Ekparakwa is a town and as well one among the nine clans located in the Oruk Anam local government area of Akwa Ibom State, the southern region of Nigeria.

History  
Ekparakwa as well known, may be ranked as the most populated place in the region of Oruk Anam (Annang land).

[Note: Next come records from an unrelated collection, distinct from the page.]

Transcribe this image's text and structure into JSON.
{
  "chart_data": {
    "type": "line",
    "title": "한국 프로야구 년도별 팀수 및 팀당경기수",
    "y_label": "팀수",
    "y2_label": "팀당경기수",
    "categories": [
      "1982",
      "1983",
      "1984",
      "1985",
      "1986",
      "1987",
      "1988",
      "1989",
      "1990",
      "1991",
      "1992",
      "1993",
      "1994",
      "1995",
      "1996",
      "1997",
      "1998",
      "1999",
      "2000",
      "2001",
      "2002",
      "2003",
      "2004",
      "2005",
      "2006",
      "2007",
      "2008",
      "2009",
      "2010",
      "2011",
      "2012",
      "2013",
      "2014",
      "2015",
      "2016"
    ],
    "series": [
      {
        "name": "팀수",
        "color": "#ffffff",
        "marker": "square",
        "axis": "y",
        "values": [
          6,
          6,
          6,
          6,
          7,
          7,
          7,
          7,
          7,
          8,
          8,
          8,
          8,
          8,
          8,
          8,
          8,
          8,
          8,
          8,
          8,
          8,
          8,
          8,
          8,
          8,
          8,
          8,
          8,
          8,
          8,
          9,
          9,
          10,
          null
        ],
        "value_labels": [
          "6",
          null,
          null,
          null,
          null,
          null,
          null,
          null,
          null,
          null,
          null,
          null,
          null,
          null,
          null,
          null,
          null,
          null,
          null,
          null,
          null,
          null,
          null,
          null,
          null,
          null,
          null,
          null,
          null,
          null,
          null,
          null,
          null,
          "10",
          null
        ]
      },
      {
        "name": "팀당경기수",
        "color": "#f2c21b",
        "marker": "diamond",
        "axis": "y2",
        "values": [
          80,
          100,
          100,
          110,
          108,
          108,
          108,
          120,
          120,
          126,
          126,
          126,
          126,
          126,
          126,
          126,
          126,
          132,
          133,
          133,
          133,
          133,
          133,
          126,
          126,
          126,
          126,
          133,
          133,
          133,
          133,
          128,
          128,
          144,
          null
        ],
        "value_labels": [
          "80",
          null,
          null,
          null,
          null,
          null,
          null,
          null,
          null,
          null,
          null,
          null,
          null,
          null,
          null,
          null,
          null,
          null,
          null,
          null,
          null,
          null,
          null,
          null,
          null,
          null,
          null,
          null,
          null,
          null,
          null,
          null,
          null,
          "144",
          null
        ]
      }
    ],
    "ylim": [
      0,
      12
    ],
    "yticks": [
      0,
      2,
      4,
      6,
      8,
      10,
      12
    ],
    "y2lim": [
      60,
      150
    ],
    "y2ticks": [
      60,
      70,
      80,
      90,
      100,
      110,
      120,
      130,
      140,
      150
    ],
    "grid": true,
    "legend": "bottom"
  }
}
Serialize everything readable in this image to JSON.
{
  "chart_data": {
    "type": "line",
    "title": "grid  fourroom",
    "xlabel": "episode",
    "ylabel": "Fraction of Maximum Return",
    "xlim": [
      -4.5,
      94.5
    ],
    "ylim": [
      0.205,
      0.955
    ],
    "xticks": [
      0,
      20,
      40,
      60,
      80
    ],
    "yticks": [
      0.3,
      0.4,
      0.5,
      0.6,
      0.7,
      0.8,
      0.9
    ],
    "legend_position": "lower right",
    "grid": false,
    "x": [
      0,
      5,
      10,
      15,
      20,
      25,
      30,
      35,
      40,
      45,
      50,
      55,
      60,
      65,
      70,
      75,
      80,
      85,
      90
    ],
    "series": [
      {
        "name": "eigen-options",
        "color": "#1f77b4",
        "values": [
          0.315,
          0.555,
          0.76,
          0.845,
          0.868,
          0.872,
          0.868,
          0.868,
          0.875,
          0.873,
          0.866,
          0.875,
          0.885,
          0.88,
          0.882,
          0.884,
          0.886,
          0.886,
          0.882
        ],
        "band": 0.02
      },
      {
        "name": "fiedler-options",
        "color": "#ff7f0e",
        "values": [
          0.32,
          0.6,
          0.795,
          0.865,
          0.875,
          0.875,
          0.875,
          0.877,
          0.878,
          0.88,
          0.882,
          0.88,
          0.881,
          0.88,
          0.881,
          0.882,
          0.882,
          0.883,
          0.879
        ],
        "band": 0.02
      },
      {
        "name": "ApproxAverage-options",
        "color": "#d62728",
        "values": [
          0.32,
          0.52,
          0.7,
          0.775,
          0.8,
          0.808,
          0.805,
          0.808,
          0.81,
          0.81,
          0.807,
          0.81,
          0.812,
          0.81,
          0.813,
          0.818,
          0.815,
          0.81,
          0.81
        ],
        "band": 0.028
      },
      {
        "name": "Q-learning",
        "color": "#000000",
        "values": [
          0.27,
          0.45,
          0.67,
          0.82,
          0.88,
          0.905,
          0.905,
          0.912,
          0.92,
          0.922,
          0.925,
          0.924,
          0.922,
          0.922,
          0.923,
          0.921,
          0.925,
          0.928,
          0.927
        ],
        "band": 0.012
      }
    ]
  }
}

The area is naturally rich with her resources and some major governmental fields including some populated companies, hospitals, bank branches, educational centres and major other adventures in the area. As a clan, Ekparakwa is made up of 14 villages as listed below:
1. Ika-Annang
2. Ikot Ntuen
3. Ediene Ikot Ebom
4. Mbon Ebre
5. Ukpom Edem Inyang
6. Ikot Akpasung
7. Ikot Akpaneda
8. Ekparakwa
9. Ikot Inyang
10. Ikot Akam
11. Ediene Atai
12. Itung Ndem
13. Ikot Eshiet
14. Ikot Mbong

The area serves as a major transit station for commuters. And also has a central coronial road leading through Ikot Ntuen and Ika-Annang to Asanga and Ikot Okoro and the other roads running through Ibagwa to Abak, and others include Ikot Abasi, Etinan  and Ukanafun local government areas of Akwa State, Nigeria.